La guía nos condujo a un barracón en el que había información, fotografías, documentos y objetos personales de los deportados. A modo de museo se seguía un itinerario que aumentaba en intensidad emotiva a medida que avanzábamos. Entre los documentos se podían ver las interminables listas de prisioneros, cuidadosamente clasificados por orden alfabético con el número que les sería tatuado al entrar. Todo registrado, ordenado con un macabro rigor germánico. En una vitrina nos llamaron la atención unos billetes de tren. Judíos griegos de Salónica que fueron engañados cruelmente y llevados al campo de exterminio. Pensaban que compraban un billete para una vida mejor con vivienda y trabajo. Destino trágico e injusto que se volvió contra ellos.
Por todas partes fotos impactantes, cientos de ellas, que contaban la historia de los terribles hechos ocurridos allí. Algunas de tamaño mural mostraban familias enteras, gente de toda condición que nos miraba con ojos aterrados; parecían seguir implorando ayuda a través del tiempo, en ese fugaz instante captado por un fotógrafo insensible que certifica el crimen, sin más. Una de las más impactantes: la llegada de los trenes y la selección. A un lado los hombres y al otro las mujeres, dos grupos inmensos de cientos y cientos de personas; en el centro el nazi despiadado, plantado con la insolencia que le dan las armas, demiurgo que de un simple gesto envía a la cámara de gas a los que le parecen débiles. Un instante, un segundo y todo se acaba, una vida arrojada a la oscuridad eterna.

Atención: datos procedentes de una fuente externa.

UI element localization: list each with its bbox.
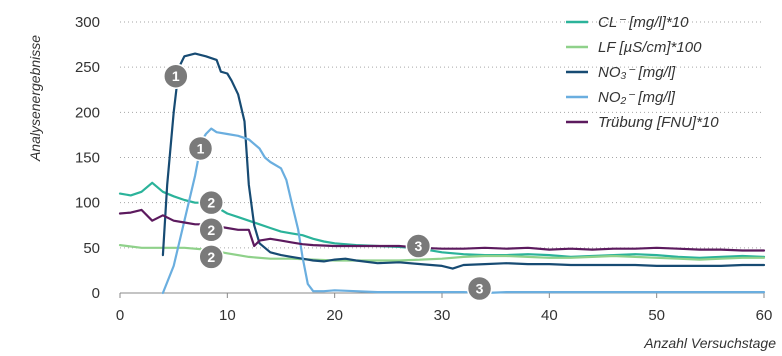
x-tick-label: 40 <box>541 307 558 324</box>
annotation-marker: 1 <box>187 135 214 162</box>
legend-label: LF [µS/cm]*100 <box>598 39 702 56</box>
legend-label: Trübung [FNU]*10 <box>598 114 719 131</box>
annotation-marker: 2 <box>198 244 224 270</box>
x-tick-label: 30 <box>434 307 451 324</box>
annotation-circle <box>163 63 189 89</box>
annotation-marker: 3 <box>405 233 432 259</box>
annotation-markers: 1 1 2 2 2 3 3 <box>163 63 493 302</box>
series-line-1 <box>118 244 766 262</box>
annotation-label: 2 <box>207 195 215 211</box>
x-tick-label: 0 <box>116 307 124 324</box>
y-tick-label: 200 <box>75 104 100 121</box>
axes: 0 50 100 150 200 250 300 0 10 20 30 40 50 60 <box>75 14 772 324</box>
series-line-3 <box>161 127 766 295</box>
annotation-circle <box>187 135 214 162</box>
legend-label: CL⁻ [mg/l]*10 <box>598 14 689 31</box>
legend-label: NO₂⁻ [mg/l] <box>598 89 676 106</box>
legend-label: NO₃⁻ [mg/l] <box>598 64 676 81</box>
legend: CL⁻ [mg/l]*10 LF [µS/cm]*100 NO₃⁻ [mg/l] NO… <box>566 14 719 131</box>
annotation-circle <box>198 217 224 243</box>
y-tick-label: 250 <box>75 59 100 76</box>
annotation-marker: 3 <box>466 275 493 302</box>
x-axis-label: Anzahl Versuchstage <box>643 335 776 351</box>
annotation-circle <box>198 189 224 216</box>
annotation-label: 3 <box>476 280 484 296</box>
annotation-label: 2 <box>207 249 215 265</box>
annotation-label: 1 <box>197 140 205 156</box>
annotation-circle <box>466 275 493 302</box>
series-line-4 <box>118 208 766 252</box>
y-axis-label: Analysenergebnisse <box>27 35 43 162</box>
series-line-2 <box>161 52 766 270</box>
series-lines <box>118 52 766 295</box>
legend-item: NO₂⁻ [mg/l] <box>566 89 676 106</box>
annotation-circle <box>405 233 432 259</box>
annotation-label: 3 <box>414 238 422 254</box>
legend-item: Trübung [FNU]*10 <box>566 114 719 131</box>
annotation-marker: 1 <box>163 63 189 89</box>
annotation-circle <box>198 244 224 270</box>
x-tick-label: 10 <box>219 307 236 324</box>
y-tick-label: 150 <box>75 150 100 167</box>
x-tick-label: 20 <box>326 307 343 324</box>
y-tick-label: 100 <box>75 195 100 212</box>
y-tick-label: 0 <box>92 285 100 302</box>
annotation-label: 2 <box>207 222 215 238</box>
x-tick-label: 50 <box>648 307 665 324</box>
legend-item: LF [µS/cm]*100 <box>566 39 702 56</box>
x-tick-label: 60 <box>756 307 773 324</box>
legend-item: CL⁻ [mg/l]*10 <box>566 14 689 31</box>
annotation-label: 1 <box>172 68 180 84</box>
annotation-marker: 2 <box>198 217 224 243</box>
series-line-0 <box>118 181 766 259</box>
y-tick-label: 300 <box>75 14 100 31</box>
y-tick-label: 50 <box>83 240 100 257</box>
legend-item: NO₃⁻ [mg/l] <box>566 64 676 81</box>
annotation-marker: 2 <box>198 189 224 216</box>
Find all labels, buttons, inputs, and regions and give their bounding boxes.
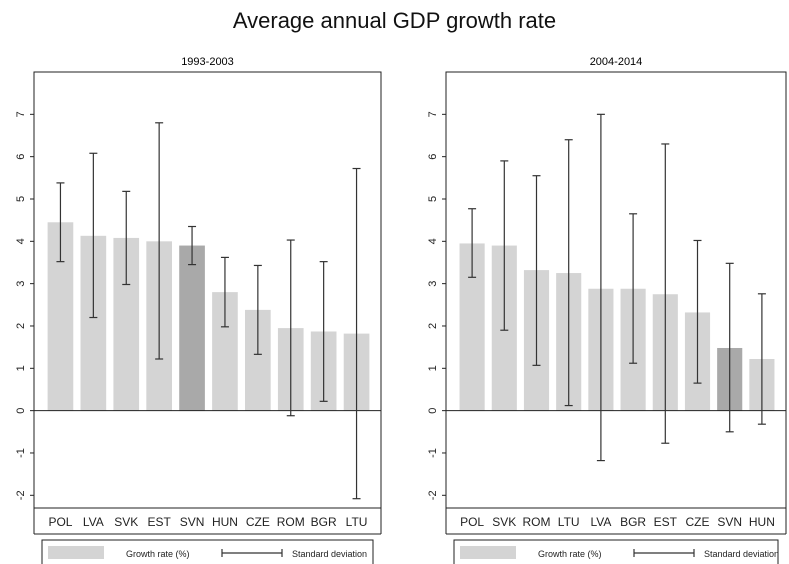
panel-title: 1993-2003 (181, 56, 234, 68)
y-tick-label: 4 (427, 238, 439, 244)
x-tick-label: EST (147, 515, 171, 529)
y-tick-label: 7 (427, 111, 439, 117)
panel-2: 2004-2014 -2 -1 0 1 2 3 4 5 6 7 POL SVK ROM LTU LVA BGR E… (427, 56, 787, 564)
legend-box (453, 539, 779, 564)
y-tick-label: -2 (427, 490, 439, 500)
y-tick-label: 2 (427, 323, 439, 329)
legend-label-growth: Growth rate (%) (126, 549, 190, 559)
x-tick-label: SVN (180, 515, 205, 529)
y-tick-label: -1 (15, 448, 27, 458)
x-tick-label: SVK (114, 515, 138, 529)
legend: Growth rate (%) Standard deviation (41, 539, 374, 564)
x-tick-label: EST (654, 515, 678, 529)
y-tick-label: 3 (15, 281, 27, 287)
y-tick-label: 7 (15, 111, 27, 117)
legend-swatch (460, 546, 516, 559)
panel-title: 2004-2014 (590, 56, 643, 68)
x-tick-label: CZE (686, 515, 710, 529)
legend-swatch (48, 546, 104, 559)
x-tick-label: LTU (346, 515, 368, 529)
y-tick-label: 3 (427, 281, 439, 287)
y-tick-label: 5 (427, 196, 439, 202)
y-tick-label: 4 (15, 238, 27, 244)
panel-1: 1993-2003 -2 -1 0 1 2 3 4 5 6 7 POL LVA SVK EST SVN HUN C… (15, 56, 382, 564)
legend: Growth rate (%) Standard deviation (453, 539, 779, 564)
y-tick-label: 6 (15, 154, 27, 160)
y-tick-label: 6 (427, 154, 439, 160)
x-tick-label: LVA (590, 515, 611, 529)
x-tick-label: CZE (246, 515, 270, 529)
x-tick-label: BGR (620, 515, 646, 529)
x-tick-label: ROM (523, 515, 551, 529)
y-tick-label: 0 (427, 408, 439, 414)
legend-box (41, 539, 374, 564)
plot-frame (33, 71, 382, 509)
bar-svn (179, 245, 205, 411)
y-tick-label: 5 (15, 196, 27, 202)
y-tick-label: -1 (427, 448, 439, 458)
legend-label-growth: Growth rate (%) (538, 549, 602, 559)
legend-label-sd: Standard deviation (704, 549, 779, 559)
legend-label-sd: Standard deviation (292, 549, 367, 559)
x-tick-label: SVN (717, 515, 742, 529)
y-tick-label: 1 (427, 365, 439, 371)
x-tick-label: LVA (83, 515, 104, 529)
x-tick-label: SVK (492, 515, 516, 529)
y-tick-label: 2 (15, 323, 27, 329)
x-tick-label: LTU (558, 515, 580, 529)
y-tick-label: -2 (15, 490, 27, 500)
plot-frame (445, 71, 787, 509)
x-tick-label: POL (48, 515, 72, 529)
y-tick-label: 0 (15, 408, 27, 414)
x-tick-label: POL (460, 515, 484, 529)
x-tick-label: ROM (277, 515, 305, 529)
x-tick-label: HUN (212, 515, 238, 529)
x-tick-label: HUN (749, 515, 775, 529)
y-tick-label: 1 (15, 365, 27, 371)
x-tick-label: BGR (311, 515, 337, 529)
page-title: Average annual GDP growth rate (232, 8, 557, 33)
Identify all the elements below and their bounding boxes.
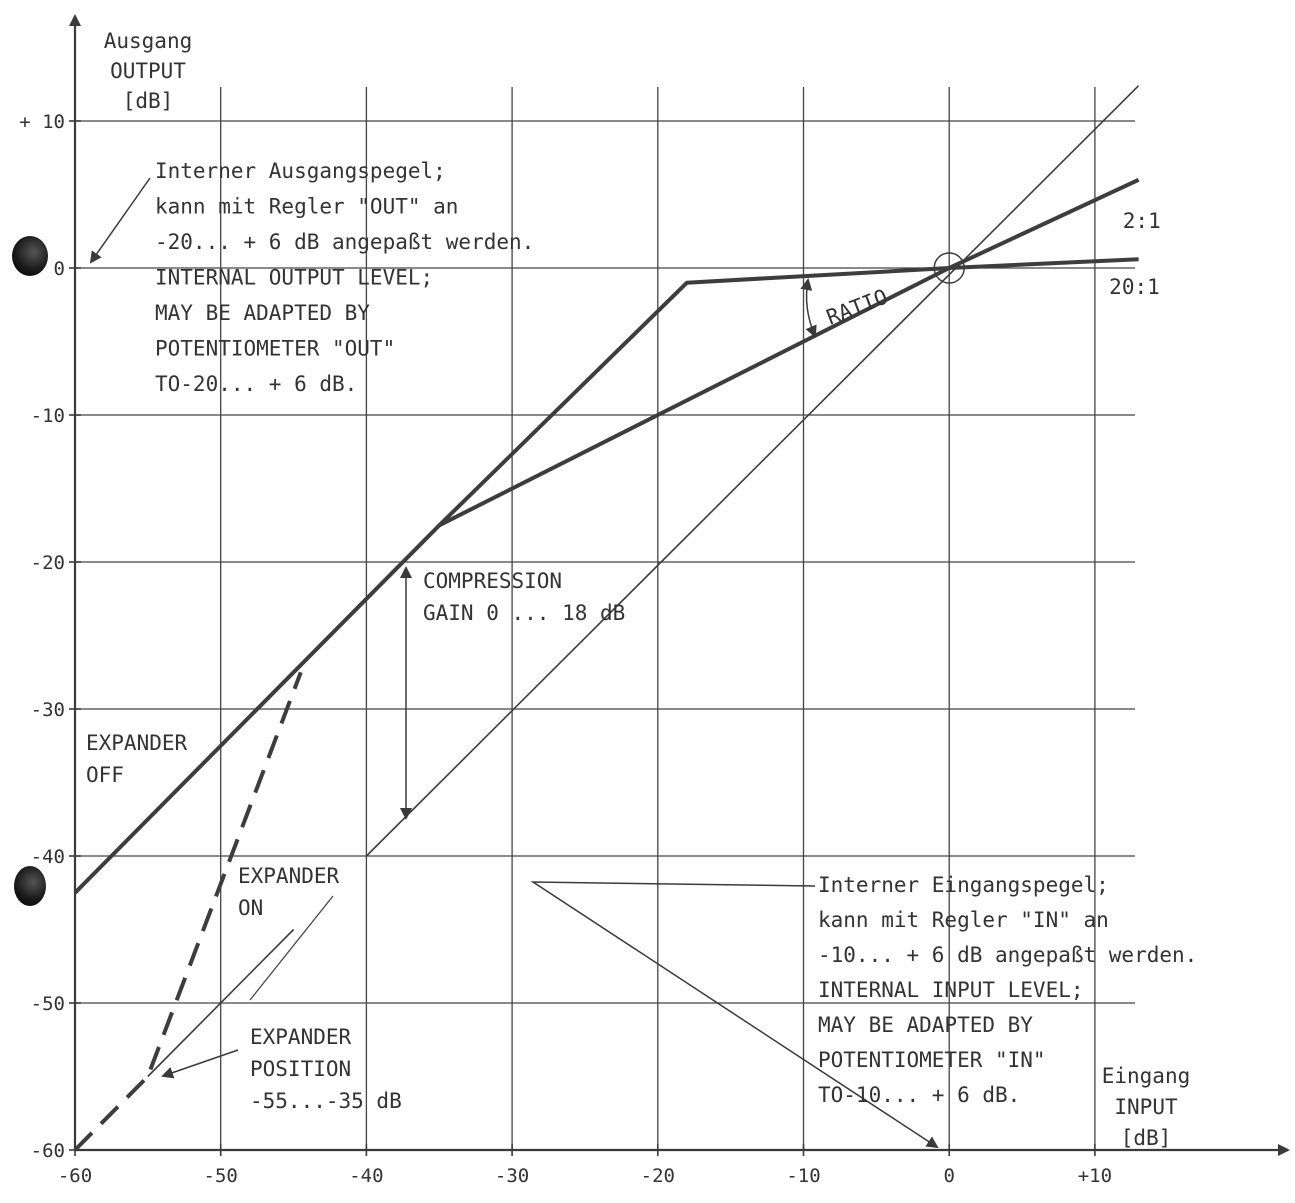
y-tick-label-0: + 10 [19,111,65,133]
x-tick-label-7: +10 [1078,1165,1112,1187]
x-axis-title-line-1: INPUT [1114,1095,1178,1119]
expander-off-line-0: EXPANDER [86,731,188,755]
y-tick-label-1: 0 [54,258,65,280]
series-group [73,85,1140,1152]
series-line-2 [73,257,1139,895]
text-group: -60 -50 -40 -30 -20 -10 0 +10 + 10 0 -10 -20 -30 -40 -… [19,29,1197,1187]
binder-hole-bottom [14,866,46,906]
expander-on-leader [249,895,334,1001]
y-axis-title-line-1: OUTPUT [110,59,186,83]
x-tick-label-6: 0 [943,1165,954,1187]
curve-label-1: 20:1 [1109,275,1160,299]
input-level-note-line-6: TO-10... + 6 dB. [818,1083,1020,1107]
x-tick-label-1: -50 [204,1165,238,1187]
output-level-note-line-6: TO-20... + 6 dB. [155,372,357,396]
binder-hole-top [12,236,48,276]
input-level-note-line-4: MAY BE ADAPTED BY [818,1013,1033,1037]
expander-position-line-0: EXPANDER [250,1025,352,1049]
x-tick-label-5: -10 [786,1165,820,1187]
expander-position-line-1: POSITION [250,1057,351,1081]
expander-on-line-1: ON [238,896,263,920]
input-level-note-line-1: kann mit Regler "IN" an [818,908,1109,932]
output-level-note-line-0: Interner Ausgangspegel; [155,159,446,183]
x-tick-label-2: -40 [349,1165,383,1187]
input-level-note-line-3: INTERNAL INPUT LEVEL; [818,978,1084,1002]
axes [69,14,1290,1156]
x-tick-label-4: -20 [641,1165,675,1187]
y-tick-label-5: -40 [31,846,65,868]
input-level-note-line-5: POTENTIOMETER "IN" [818,1048,1046,1072]
x-axis-title-line-2: [dB] [1121,1126,1172,1150]
series-line-1 [147,928,295,1078]
y-tick-label-2: -10 [31,405,65,427]
zero-point-circle [933,252,965,284]
curve-label-0: 2:1 [1123,209,1161,233]
y-tick-label-4: -30 [31,699,65,721]
output-level-note-line-4: MAY BE ADAPTED BY [155,301,370,325]
compression-gain-line-0: COMPRESSION [423,569,562,593]
expander-on-line-0: EXPANDER [238,864,340,888]
x-tick-label-0: -60 [58,1165,92,1187]
y-tick-label-6: -50 [31,993,65,1015]
output-level-note-line-1: kann mit Regler "OUT" an [155,195,458,219]
output-level-arrow [89,177,151,264]
ratio-arrow [800,278,817,338]
input-level-note-line-0: Interner Eingangspegel; [818,873,1109,897]
expander-position-line-2: -55...-35 dB [250,1089,402,1113]
ratio-label: RATIO [823,285,891,330]
input-level-arrow [530,881,939,1149]
output-level-note-line-5: POTENTIOMETER "OUT" [155,337,395,361]
series-line-4 [73,671,303,1152]
output-level-note-line-3: INTERNAL OUTPUT LEVEL; [155,266,433,290]
series-line-0 [365,85,1140,857]
x-axis-title-line-0: Eingang [1102,1064,1191,1088]
y-tick-label-7: -60 [31,1140,65,1162]
compression-gain-line-1: GAIN 0 ... 18 dB [423,601,625,625]
series-line-3 [438,177,1140,528]
annotation-group [89,177,965,1149]
y-axis-title-line-2: [dB] [123,89,174,113]
expander-off-line-1: OFF [86,763,124,787]
input-level-note-line-2: -10... + 6 dB angepaßt werden. [818,943,1197,967]
y-tick-label-3: -20 [31,552,65,574]
y-axis-title-line-0: Ausgang [104,29,193,53]
expander-position-arrow [161,1049,239,1079]
grid [75,87,1135,1150]
output-level-note-line-2: -20... + 6 dB angepaßt werden. [155,230,534,254]
x-tick-label-3: -30 [495,1165,529,1187]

Contemplar las pertenencias de la gente inmolada gratuitamente es algo que no se olvida mientras se vive: miles de gafas, miles de tazas y platos desconchados, objetos de aseo, brochas de afeitar, cajitas de crema, productos de belleza. Lo cotidiano que aún nos hace sentir más la crueldad de una muerte brutal.
Había montañas de maletas con la dirección de cada persona anotada inocentemente en letras grandes. Esa pobre gente despojada de todo pensaba que después de pasar por la “desinfección” volverían a recogerlas. Nombres, apellidos, direcciones de tantas casas que quedaban vacías en calles fantasmas. Cuánta vida truncada en esas maletas con destino a ninguna parte. Qué decir de las toneladas de zapatos de niño, de señora, con tacones, que un día fueron elegantes, sandalias, zapatos de obrero, un amasijo grisáceo detrás de vitrinas que alcanzaban el techo, pies que se arrastrarían por los charcos y la nieve, o pertenecientes a la gente que al bajar del tren fue directamente a emprender el viaje más largo y el más corto, para el que no necesitaban maletas ni zapatos.
Al entrar en una sala en penumbra la guía nos previno de que allí no estaba permitido hacer fotos por respeto a las víctimas. Indescriptible. Madejas de cabello humano formando montañas de estopa, nidos convexos colosales a ambos lados del pasillo por el que circulábamos sobrecogidos. Una madre y una hija del grupo hicieron una foto discretamente, me dieron ganas de darles un puñetazo, les lancé una mirada asesina que lo decía todo. Esa maraña gigante de pelo que un día cubrió cabezas de niños y madres o ancianos se merecía todavía más que respeto, se merecía la humildad y la veneración. Ahí sentí que la idea del parque de atracciones me revolvía el estómago de nuevo, como cuando otros visitantes se hacían selfies sonrientes. Esa gente no merecía entrar allí.
Otro de los momentos más duros fue ver los macabros hornos crematorios y la cámara de gas, con sus perforaciones en el techo por donde echaban cristales de Zyklon B, el pesticida que mataba dos mil personas en quince minutos. La muerte era lenta y terrible. Espeluznante. Vimos cientos de latas vacías de esos mortales cristales azules, vimos las cámaras donde agonizaron miles de inocentes ¿Quién puede atreverse a negar esta masacre programada en cadena? En medio de ese horror un momento de alivio y satisfacción: contemplar la horca en la que colgaron al comandante del campo, Rudof Höss. Tras ser juzgado moría en el mismo lugar donde cometió sus crímenes. Al fin un poco de justicia. Dejamos Auschwitz I, pero todavía nos quedaba el plato fuerte de Birkenau, también llamado Auschwitz II. A pocos minutos de distancia entramos en un recinto de dimensiones colosales, inimaginables, era un campo que se perdía en el infinito. Las vías del tren pasan bajo la torre de entrada y las dos líneas paralelas se juntan en el horizonte en un efecto de perspectiva escalofriante.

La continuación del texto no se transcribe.